Alles über Huckleberry Finn

Nochmals ist ein Klassiker der angelsächsischen Kinder/Jugendbuch-Literatur in liebevoller, aufwändig gestalteter Ausgabe im Europa Verlag erschienen. Nach den vergleichbar üppig ausgestatteten Bänden „Alles über Alice“ (2002) und „Alles über den Zauberer von Oz“ (2003) ist im Spätherbst 2003 „Alles über Huckleberry Finn“ veröffentlicht worden. Die landläufigen Jugendbuchausgaben des Romans sind vereinfacht und gekürzt. Dem vorliegenden Band liegt eine bereits zuvor erhältliche Neuübersetzung von Friedhelm Rathjen zugrunde, die sich weitgehend an den Originaltext der Vorlage hält. Rathjen gelingt es, die Figuren deutlich in ihrer Sprache zu markieren. Seine eigene „Dialektlösung“ ist dabei zwar anfangs etwas gewöhnungsbedürftig, aber anschließend doch überzeugend.

„Die Abenteuer des Huckleberry Finn“, erschienen 1884, ist nicht allein der berühmteste Roman Mark Twains, es handelt sich zugleich um dasjenige seiner Bücher, das — nicht nur im positiven Sinne — am meisten Aufsehen erregt hat. Für die einen war es ein Meilenstein der Weltliteratur, für die anderen war es eine Brutstätte des Rassismus. Nicht allein der Gebrauch des Wortes „Nigger“ erregte manche puristischen Gemüter. Es gab sogar Versuche, die Lektüre des Buches in Schulen als Verstoß gegen das Bürgerrechtsgesetz von 1964 juristisch verbieten zu lassen.

Bei dem 1835 in Florida, Missouri geborenen Mark Twain (gestorben 1910) handelt es sich in Wirklichkeit um Samuel Langhorne Clemens. Twain wird in einem einführenden Kapitel eingehend vorgestellt. Darin findet sich ebenso Ausführliches zur Entstehungsgeschichte des Romans. Wobei zu den bekannteren Fakten zählt, dass „Die Abenteuer des Huckleberry Finn“ die Fortsetzung von „Tom Sawyer“ ist.
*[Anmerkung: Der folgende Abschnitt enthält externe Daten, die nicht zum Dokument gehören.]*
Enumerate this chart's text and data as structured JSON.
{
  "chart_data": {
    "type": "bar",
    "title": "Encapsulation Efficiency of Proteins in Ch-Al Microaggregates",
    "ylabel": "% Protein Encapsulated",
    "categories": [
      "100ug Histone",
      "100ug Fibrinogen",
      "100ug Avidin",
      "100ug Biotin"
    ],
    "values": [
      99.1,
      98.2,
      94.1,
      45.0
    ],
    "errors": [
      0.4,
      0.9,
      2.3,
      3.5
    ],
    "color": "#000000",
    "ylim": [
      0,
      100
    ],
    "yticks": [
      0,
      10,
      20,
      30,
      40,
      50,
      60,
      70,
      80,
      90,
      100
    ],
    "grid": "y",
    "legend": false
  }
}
Eher wenig geläufig dürfte hingegen sein, dass der Huckleberry-Finn-Roman gewissermaßen als „Abfallprodukt“ aus einem Schlusskapitel des „Tom Sawyer“ entstand, das der Autor auf Anraten seines literarischen Vertrauten, des Romanciers William Dean Howells, gestrichen hatte. Entsprechendes gilt für sein ursprüngliches Vorhaben, Huckleberry Finns gesamtes Leben literarisch zu gestalten – ein Gedanke, den Twain aber rasch wieder verwarf.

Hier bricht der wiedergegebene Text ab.